If the plan after state surgery shows unexpected changes, restore the backup immediately and investigate before proceeding. State surgery mistakes can result in Terraform attempting to destroy and recreate resources, which for databases and other stateful resources means data loss.

Conclusion

Infrastructure as Code with Terraform is not about writing HCL files. It is about building a reliable, repeatable process for managing cloud infrastructure that scales with your team and your product. The technology is the easy part. The hard parts are state management strategy, module design discipline, CI/CD integration, secret handling, and version management.

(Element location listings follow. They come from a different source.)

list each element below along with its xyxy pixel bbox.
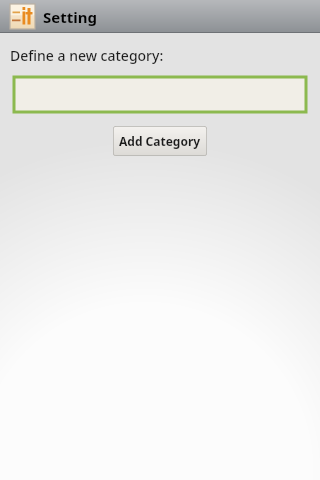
staticText: Define a new category: — [10, 46, 164, 65]
button[interactable] — [14, 77, 306, 112]
button[interactable]: Add Category — [113, 126, 207, 156]
staticText: Add Category — [119, 133, 201, 149]
staticText: Setting — [43, 7, 97, 27]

Get those right and Terraform becomes the backbone of your infrastructure practice, giving you reproducibility, auditability, and the confidence to make changes without fear. Get them wrong and you end up with a state file that nobody trusts, modules that nobody wants to touch, and a CI pipeline that everyone is afraid to run. Start with remote state and locking. Split your state by component. Design opinionated modules. Pin your versions. Run plans on PRs and applies on merge. Detect drift daily. And never, ever put secrets in your state file.